Entre réminiscences et ardeur spirituelle
Les auditeurs fidèles repéreront dans Cabin in the Sky les échos de mélodies pétillantes, les clins d’œil au patin à roulettes d’antan et les interludes humoristiques avec Jay Pharoah de Saturday Night Live, qui rappellent les expérimentations de De La Soul Is Dead. Contrairement à ce bijou de 1991, teinté de moquerie, cet album opte pour une énergie évangélique, comme dans « Believe (In Him) ». Fidèle à son habitude, Pos consacre des versets à interpeller les errants de la communauté noire.

« Tant de gens hypnotisés par le désordre / Ils entendent le bourdonnement dans leurs oreilles / C’est les dieux essayant de les aligner / Mais contrairement aux pianos, ils choisissent d’être désaccordés, c’est donc là que vous les trouvez », lâche-t-il sur « EN EFF », un featuring avec Black Thought et DJ Premier qui constitue un sommet de l’opus.

Autrefois, ces mots auraient été teintés d’ironie acérée ou de frustration contenue. Les puristes débattent encore de l’interprétation de « Stakes Is High », le pilier de 1996 de De La, comme un cri d’alarme contre la dérive du rap vers les stéréotypes de rue, ou une leçon moralisatrice élitiste.

Ici, une forme de sérénité imprègne le ton. « Vivre et laisser donner la vie, et quand la mort est en vue / J’espère être entouré de mes graines / Leur dire de s’aimer les uns les autres / Dire à mon fils de traiter une femme mieux que j’ai traité sa mère », confie-t-il sur le morceau éponyme.

Près de quarante ans après leurs débuts adolescents à Long Island, De La Soul maîtrise encore l’art des sorties événementielles qui captivent l’attention. C’est l’un de leurs talents sous-estimés – peu de groupes de rap méritent un examen critique aussi attentif à chaque nouvelle – et une explication majeure à la fascination exercée par Cabin in the Sky, malgré ses excès de douceur pop.

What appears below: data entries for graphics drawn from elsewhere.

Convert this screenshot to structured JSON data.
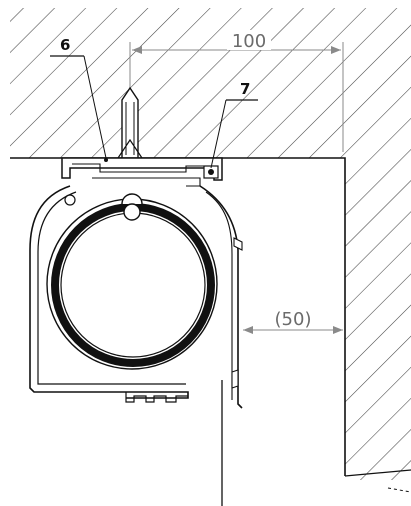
{
  "dimensions": {
    "top_width": "100",
    "side_gap": "(50)"
  },
  "callouts": {
    "left_part": "6",
    "right_part": "7"
  },
  "colors": {
    "line": "#111111",
    "hatch": "#444444",
    "dimension": "#8a8a8a",
    "tube": "#111111"
  }
}
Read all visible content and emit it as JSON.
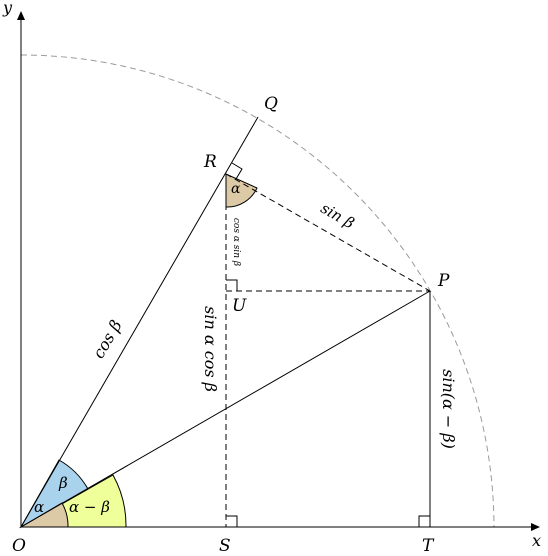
{
  "axes": {
    "x_label": "x",
    "y_label": "y"
  },
  "points": {
    "O": "O",
    "S": "S",
    "T": "T",
    "U": "U",
    "P": "P",
    "R": "R",
    "Q": "Q"
  },
  "angles": {
    "alpha_origin": "α",
    "beta_origin": "β",
    "alpha_minus_beta": "α − β",
    "alpha_at_R": "α"
  },
  "segments": {
    "cos_beta": "cos β",
    "sin_beta": "sin β",
    "sin_alpha_cos_beta": "sin α cos β",
    "cos_alpha_sin_beta": "cos α sin β",
    "sin_alpha_minus_beta": "sin(α − β)"
  },
  "colors": {
    "alpha_wedge": "#dcc9a6",
    "beta_wedge": "#a9d2ec",
    "alpha_minus_beta_wedge": "#efff9a",
    "circle_arc": "#9a9a9a"
  }
}
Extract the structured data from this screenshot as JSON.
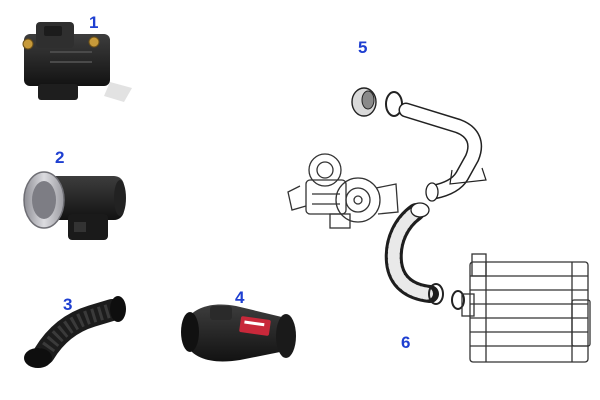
{
  "colors": {
    "callout": "#1e3fd1",
    "part_dark": "#2b2b2b",
    "part_black": "#141414",
    "metal": "#b9b9bf",
    "sticker_red": "#c8283a",
    "line_art": "#333333"
  },
  "parts": [
    {
      "callout": "1",
      "icon": "throttle-position-sensor-icon"
    },
    {
      "callout": "2",
      "icon": "mass-air-flow-sensor-icon"
    },
    {
      "callout": "3",
      "icon": "corrugated-air-hose-icon"
    },
    {
      "callout": "4",
      "icon": "air-intake-boot-icon"
    },
    {
      "callout": "5",
      "icon": "intercooler-pipe-icon"
    },
    {
      "callout": "6",
      "icon": "intercooler-hose-icon"
    }
  ],
  "assembly": {
    "turbo_icon": "turbocharger-icon",
    "intercooler_icon": "intercooler-icon",
    "clamp_icon": "hose-clamp-icon"
  }
}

Le trio, aujourd’hui duo, brille dans l’agencement des morceaux et l’empilement des concepts, rendant leurs réflexions sur le deuil surmonté et l’acceptation du temps qui passe plus encourageantes que larmoyantes. Les textes de Pos ne conservent peut-être pas l’éclat incisif d’autrefois, mais il dépeint avec justesse le musicien noir suspicieux face à un système où « Nous valons des millions mais ne sommes pas millionnaires / Parce que les règles de l’industrie musicale sont en mauvais état », comme il le note sur « EN EFF », tout en gardant une foi en l’avenir. Dans le paysage croissant du rap des vétérans, c’est une réussite incontestable.